Tuesday, May 08, 2007

Pretty numbers

While catching up on my John Stossel articles, I came across this especially interesting one about how the media likes to scare the public about potential catastrophic events when there's a miniscule likelihood of these events happening. The article talks about an experiment that 20/20 ran to see how much people actually paid attention to likelihoods:

Media exposure clouds our judgment about real-life odds. Of course, it doesn't help that viewers are as ignorant about probability as reporters are.

To demonstrate that, "20/20" ran an experiment. We asked people to put on blindfolds and then to pick up a red jellybean from one of two plates that held a mixture of red and white jellybeans.

We offered $1 to anyone who could pick up a red bean.
Here's the catch: While one plate held 20 jellybeans and the other 100, the plate with 20 beans had a higher percentage of red ones.

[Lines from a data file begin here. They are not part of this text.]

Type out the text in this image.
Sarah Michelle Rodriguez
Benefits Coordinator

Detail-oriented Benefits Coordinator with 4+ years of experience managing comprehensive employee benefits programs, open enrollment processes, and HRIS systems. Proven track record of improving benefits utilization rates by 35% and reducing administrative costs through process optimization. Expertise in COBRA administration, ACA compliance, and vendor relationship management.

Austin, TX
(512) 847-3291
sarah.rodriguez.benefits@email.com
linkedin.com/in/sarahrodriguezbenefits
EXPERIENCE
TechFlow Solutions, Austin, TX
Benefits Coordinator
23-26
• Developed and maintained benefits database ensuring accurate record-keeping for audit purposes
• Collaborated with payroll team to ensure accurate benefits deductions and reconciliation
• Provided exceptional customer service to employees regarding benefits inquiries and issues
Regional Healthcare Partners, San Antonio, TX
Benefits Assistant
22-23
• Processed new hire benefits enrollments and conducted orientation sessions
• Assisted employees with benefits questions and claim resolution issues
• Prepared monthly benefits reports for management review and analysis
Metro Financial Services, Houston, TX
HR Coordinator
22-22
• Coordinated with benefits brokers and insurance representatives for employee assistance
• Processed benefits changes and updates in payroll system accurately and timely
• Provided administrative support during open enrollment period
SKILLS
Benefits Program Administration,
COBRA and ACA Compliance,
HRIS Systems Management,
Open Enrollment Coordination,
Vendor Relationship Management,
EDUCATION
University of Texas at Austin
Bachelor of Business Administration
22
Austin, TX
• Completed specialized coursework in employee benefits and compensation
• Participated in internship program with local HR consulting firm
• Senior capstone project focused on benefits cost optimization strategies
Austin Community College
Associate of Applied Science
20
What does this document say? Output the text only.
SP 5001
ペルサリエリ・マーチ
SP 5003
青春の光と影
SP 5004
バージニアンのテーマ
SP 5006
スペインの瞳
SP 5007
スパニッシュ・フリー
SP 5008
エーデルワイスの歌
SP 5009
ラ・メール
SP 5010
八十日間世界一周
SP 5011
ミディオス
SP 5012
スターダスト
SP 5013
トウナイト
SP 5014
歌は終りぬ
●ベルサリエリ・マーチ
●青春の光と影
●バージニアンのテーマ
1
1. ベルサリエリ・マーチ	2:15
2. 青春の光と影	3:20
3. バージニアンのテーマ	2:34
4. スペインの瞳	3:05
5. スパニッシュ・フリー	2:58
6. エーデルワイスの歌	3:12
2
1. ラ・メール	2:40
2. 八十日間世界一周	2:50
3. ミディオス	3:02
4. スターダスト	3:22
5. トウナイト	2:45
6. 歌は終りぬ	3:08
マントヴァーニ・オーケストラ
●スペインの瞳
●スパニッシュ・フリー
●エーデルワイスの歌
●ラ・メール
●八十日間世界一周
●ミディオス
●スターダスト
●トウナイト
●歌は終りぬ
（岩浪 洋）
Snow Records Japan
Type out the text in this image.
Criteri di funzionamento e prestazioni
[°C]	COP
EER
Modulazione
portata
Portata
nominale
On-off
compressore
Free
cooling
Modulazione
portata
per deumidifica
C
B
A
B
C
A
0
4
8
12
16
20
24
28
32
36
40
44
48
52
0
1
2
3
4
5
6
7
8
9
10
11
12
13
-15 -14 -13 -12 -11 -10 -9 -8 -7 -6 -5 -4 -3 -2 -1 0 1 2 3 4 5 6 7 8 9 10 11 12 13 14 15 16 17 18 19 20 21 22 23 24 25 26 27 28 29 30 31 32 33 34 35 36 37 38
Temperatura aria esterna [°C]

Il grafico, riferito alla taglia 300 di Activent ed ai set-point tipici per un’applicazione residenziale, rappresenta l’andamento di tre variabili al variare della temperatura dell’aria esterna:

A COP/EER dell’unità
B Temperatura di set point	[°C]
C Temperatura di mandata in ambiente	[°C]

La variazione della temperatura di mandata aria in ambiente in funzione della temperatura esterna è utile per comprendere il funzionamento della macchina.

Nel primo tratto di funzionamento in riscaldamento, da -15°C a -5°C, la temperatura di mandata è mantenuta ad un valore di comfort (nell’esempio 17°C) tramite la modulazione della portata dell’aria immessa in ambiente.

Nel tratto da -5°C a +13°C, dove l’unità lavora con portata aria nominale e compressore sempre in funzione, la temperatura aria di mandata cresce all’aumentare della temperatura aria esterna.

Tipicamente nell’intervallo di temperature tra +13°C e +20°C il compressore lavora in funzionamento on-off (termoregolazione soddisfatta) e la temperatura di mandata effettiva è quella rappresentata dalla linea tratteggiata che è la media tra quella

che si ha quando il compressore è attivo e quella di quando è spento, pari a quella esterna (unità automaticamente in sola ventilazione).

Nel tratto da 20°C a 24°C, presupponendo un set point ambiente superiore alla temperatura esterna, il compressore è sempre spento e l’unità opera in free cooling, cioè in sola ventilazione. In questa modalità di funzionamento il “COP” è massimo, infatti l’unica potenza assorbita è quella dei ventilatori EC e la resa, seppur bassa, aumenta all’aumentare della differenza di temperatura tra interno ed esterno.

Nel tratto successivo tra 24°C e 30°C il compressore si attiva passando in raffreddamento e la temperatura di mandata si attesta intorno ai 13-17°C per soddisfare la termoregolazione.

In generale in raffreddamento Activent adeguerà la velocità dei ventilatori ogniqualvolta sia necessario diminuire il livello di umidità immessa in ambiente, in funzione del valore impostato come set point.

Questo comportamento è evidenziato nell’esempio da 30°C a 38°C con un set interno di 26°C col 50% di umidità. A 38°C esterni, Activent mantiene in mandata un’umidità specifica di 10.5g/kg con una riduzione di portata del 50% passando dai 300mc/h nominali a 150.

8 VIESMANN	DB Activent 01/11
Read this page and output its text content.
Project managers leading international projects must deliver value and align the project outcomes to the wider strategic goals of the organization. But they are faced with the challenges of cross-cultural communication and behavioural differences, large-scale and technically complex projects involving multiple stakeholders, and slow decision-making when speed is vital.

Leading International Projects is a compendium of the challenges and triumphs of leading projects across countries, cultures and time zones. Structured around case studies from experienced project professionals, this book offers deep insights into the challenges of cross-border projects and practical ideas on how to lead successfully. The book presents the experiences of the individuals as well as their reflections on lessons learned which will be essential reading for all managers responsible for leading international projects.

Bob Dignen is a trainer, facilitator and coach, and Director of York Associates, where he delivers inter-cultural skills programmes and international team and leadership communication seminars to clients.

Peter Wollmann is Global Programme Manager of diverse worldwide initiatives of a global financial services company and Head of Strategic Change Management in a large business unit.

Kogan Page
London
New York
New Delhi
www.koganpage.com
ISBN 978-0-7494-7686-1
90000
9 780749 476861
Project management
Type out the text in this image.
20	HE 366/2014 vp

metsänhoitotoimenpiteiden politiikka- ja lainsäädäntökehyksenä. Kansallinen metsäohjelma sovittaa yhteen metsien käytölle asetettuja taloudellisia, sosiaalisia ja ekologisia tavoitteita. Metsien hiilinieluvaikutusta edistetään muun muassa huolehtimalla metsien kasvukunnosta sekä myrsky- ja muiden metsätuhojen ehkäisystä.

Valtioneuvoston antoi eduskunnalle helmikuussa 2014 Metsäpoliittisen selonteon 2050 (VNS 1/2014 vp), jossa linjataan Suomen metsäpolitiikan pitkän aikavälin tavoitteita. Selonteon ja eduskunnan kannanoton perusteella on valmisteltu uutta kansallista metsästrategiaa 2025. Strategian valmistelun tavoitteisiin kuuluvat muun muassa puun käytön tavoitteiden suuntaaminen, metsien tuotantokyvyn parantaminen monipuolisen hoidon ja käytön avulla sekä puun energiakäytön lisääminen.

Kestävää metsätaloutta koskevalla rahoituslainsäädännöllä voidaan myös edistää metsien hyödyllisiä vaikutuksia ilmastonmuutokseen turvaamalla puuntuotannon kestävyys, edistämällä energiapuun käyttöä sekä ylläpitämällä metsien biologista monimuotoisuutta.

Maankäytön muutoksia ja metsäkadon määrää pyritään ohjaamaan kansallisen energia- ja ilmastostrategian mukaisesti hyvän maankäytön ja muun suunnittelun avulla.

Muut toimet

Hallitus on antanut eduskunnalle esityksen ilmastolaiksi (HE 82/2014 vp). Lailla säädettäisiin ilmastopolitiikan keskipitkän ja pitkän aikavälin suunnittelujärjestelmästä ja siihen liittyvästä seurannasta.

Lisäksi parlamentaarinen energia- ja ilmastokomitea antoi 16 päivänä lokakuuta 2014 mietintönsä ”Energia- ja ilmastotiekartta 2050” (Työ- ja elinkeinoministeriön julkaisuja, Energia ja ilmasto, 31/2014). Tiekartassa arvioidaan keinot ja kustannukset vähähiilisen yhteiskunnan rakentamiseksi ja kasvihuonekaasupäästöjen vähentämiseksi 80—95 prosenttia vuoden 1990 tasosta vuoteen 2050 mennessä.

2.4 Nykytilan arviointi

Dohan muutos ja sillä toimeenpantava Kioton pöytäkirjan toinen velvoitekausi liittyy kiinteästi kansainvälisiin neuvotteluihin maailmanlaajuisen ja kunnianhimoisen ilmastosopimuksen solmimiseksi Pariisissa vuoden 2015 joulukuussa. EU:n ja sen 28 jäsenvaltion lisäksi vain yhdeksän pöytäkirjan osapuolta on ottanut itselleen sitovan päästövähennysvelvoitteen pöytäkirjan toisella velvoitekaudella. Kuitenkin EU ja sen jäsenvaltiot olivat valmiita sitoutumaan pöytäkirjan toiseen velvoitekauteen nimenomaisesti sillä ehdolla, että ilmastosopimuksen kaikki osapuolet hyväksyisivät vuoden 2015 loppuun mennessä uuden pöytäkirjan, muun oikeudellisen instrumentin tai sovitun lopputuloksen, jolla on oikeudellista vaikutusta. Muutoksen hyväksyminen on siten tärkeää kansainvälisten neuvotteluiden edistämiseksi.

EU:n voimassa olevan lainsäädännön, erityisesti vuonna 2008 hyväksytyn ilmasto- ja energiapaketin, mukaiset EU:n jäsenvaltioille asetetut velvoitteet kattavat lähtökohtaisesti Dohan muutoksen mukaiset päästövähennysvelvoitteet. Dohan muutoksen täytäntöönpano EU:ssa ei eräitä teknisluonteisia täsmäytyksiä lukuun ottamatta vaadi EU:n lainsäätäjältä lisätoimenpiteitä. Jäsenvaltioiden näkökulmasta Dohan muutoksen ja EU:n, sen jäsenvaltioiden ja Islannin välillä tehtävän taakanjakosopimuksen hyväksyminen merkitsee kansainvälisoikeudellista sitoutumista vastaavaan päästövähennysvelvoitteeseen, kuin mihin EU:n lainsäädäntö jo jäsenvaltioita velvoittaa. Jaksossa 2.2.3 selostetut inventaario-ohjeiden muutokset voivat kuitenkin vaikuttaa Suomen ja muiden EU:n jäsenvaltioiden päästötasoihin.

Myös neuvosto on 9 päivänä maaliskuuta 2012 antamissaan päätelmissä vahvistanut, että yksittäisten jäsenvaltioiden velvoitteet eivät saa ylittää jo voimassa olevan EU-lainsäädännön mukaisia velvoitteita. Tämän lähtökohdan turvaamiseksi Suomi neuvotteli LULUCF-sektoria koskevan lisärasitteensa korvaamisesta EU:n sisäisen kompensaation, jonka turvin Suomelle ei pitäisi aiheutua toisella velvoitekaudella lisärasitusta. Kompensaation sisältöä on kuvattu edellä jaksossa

We put up signs that told people this clearly: "10 percent red" of the small plate and just "7 percent red" of the big plate.
Surprisingly, even with the percentage signs in front of them, a third of the people picked the plate with 100 beans.

What people saw overwhelmed their ability to think abstractly about probability. They saw more red on the big plate. It's one reason people obsess about things that have a small chance of hurting them but ignore real threats.


?????

Things like this really grind my gears. These people were given hard cold facts about what the end result was likely to be, yet they chose to ignore it.